Başbakan Ahmet Davutoğlu, Gıda, Tarım ve Hayvancılık Bakanlığı Biyoteknoloji Araştırma Merkezi açılış töreninde yaptığı konuşmada, "Bugün heyecan verici bir projenin tamamlanmasının mutluluğunu yaşıyoruz. Heyecan verici dedim çünkü 12 yıllık iktidarımız döneminde Türkiye ekonomisinin asli merkezi olan tarım sektörümüzde olağanüstü adımlar attığımız bir banka. Dün, Konya fuarında konuşurken inşallah dünyanın ilk 3 tarım merkezi haline geleceğiz. Dünyanın coğrafi bakımından insanlık tarihinin tarımsal merkezi olan bir coğrafyada bulunuyoruz. Bu, bize büyük bir nimettir. Bu coğrafya stratejik birçok risk getirmenin yanında farklı iklim şartlarıyla yetişen son derece zengin doğal kaynaklara sahip. 62. hükümeti kurarken, 12 yıllık büyük ekonomik başarının üstünde şimdiki hedefimizin bu ekonomik başarının niteliksel dönüşümünü sağlamak olduğunu ifade etmiştim. Ne kastediyoruz; teknolojik alanda bir başka düzleme çıkarak ekonomiyi büyütmek. Şimdiye kadar niceliksel büyümenin çoğu var olan paradigmanın içinde atıl kapasitesinin kullanımı ve bunun verimli bir şekilde üretime dönüştürülmesiyle sağlanıyor. Bütün programlarımızda 12 yıl içinde bu niteliksel dönüşümü öngörerek 2023 hedeflerini belirledik. 2023 hedeflerine giderken ekonominin genelinde ve tarımsal niteliksel dönüşümün ana odağı Ar-Ge çalışmaları ve teknolojik yeniliktir. Büyük bir gurur duyuyorum" ifadelerini kullandı.

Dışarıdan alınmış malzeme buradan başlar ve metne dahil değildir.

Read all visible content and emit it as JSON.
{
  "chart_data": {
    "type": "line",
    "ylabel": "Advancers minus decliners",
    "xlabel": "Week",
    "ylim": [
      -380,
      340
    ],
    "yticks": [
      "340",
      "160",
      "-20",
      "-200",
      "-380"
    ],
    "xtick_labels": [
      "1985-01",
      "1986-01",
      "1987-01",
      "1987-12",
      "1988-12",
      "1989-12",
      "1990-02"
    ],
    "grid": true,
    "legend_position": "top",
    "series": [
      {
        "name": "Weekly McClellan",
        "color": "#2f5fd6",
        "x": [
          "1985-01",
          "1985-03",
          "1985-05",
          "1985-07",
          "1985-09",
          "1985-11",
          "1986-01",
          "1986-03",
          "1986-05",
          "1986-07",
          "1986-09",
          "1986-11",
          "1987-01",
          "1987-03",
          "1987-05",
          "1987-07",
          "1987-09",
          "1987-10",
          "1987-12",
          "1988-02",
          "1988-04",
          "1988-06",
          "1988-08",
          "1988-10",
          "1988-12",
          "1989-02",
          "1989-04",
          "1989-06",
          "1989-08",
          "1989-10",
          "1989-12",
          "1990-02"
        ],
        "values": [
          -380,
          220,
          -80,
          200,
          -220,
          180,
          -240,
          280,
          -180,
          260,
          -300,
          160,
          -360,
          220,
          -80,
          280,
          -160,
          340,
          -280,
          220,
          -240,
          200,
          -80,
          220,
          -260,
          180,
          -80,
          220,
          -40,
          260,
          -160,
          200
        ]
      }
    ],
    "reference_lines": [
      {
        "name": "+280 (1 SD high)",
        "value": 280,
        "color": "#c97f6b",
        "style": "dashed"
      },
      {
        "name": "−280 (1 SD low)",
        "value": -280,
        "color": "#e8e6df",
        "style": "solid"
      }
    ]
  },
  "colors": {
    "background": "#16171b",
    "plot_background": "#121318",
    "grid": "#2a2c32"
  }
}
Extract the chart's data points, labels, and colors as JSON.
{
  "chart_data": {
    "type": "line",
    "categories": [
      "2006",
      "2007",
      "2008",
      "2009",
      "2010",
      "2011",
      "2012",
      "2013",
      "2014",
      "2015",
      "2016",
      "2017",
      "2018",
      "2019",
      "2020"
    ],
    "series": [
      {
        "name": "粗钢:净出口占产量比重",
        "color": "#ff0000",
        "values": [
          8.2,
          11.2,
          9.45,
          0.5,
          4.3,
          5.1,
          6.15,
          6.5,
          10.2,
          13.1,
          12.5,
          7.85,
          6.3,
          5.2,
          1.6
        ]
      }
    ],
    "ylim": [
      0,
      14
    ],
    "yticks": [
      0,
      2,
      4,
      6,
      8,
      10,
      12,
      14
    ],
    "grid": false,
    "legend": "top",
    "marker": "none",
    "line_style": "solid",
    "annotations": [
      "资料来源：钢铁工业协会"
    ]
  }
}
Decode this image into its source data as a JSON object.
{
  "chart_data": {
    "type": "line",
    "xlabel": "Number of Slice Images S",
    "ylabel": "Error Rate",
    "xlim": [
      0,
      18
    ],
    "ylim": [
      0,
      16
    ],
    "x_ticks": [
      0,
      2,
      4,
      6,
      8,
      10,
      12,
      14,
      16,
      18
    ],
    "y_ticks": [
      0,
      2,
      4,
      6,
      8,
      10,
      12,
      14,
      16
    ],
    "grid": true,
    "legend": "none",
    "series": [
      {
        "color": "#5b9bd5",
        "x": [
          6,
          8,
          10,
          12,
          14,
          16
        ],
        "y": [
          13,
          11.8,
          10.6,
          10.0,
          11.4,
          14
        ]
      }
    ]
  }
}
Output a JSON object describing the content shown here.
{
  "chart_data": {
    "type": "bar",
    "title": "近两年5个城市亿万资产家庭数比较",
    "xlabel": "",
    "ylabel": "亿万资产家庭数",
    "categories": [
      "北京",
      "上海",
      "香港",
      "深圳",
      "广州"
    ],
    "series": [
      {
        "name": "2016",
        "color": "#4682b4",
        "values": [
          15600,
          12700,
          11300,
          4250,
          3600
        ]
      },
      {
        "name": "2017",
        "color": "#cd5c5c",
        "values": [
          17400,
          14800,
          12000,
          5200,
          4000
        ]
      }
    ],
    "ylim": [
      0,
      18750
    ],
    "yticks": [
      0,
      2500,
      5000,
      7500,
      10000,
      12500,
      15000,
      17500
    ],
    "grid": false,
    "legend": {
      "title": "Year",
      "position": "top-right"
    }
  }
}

TARIMIN ÖNEMİNE VURGU YAPTI
Son bir hafta içinde savunma sanayi ve tarımda üç büyük Ar-Ge merkezinin açılışını yaptığını belirten Davutoğlu, "Savunma sanayi ne kadar önemliyse onun kadar önemli olan alan ise tarım sektörüdür. Tarımsal üretim olmadan sabahleyin bilgisayar olmazsa güne başlayabilirsiniz, akşam bilgisayar olmadan da uyuyabilirsiniz ama sabah kahvaltı yapmadan güne başlayamazsınız, akşam yemeği yemeden 3 gün-2 gün dayanabilirsiniz ama dördüncü gün vücut iflas eder. O zaman öyle bir tarımsal zemine sahip olacaksınız ki bu tarımsal alan ülkenin geleceğini de teminat altına alacak. Tarım sadece ekonomik bir sektör değildir, tarım varoluşsal bir sektördür. Onun için de tarım alanında bazen yürütülen stratejik mücadeleler gözardı ediliyor ve zannediliyor ki tarım geleneksel bir sektördür, tarımda çalışanlar geleneksel kırsalda yaşayan köylülerdir. Tarım geleneksel bir sektördür, hayır. Tarım şuanda küreselleşmenin süregitmekte olan varoluş mücadelesinin ve stratejik savaşların en temel sektörüdür. İklim değişiklikleri, bundan kaynaklanabilecek riskler ülkeler için o kadar önemli ki, su konusu ülkeler için o kadar önemli ki. Bunları kaybettiğinizde sadece geleneksel sektörde gerilemiş olmazsanız. En küresel sektörde de büyük rekabet gücü kaybına uğrarsınız" dedi.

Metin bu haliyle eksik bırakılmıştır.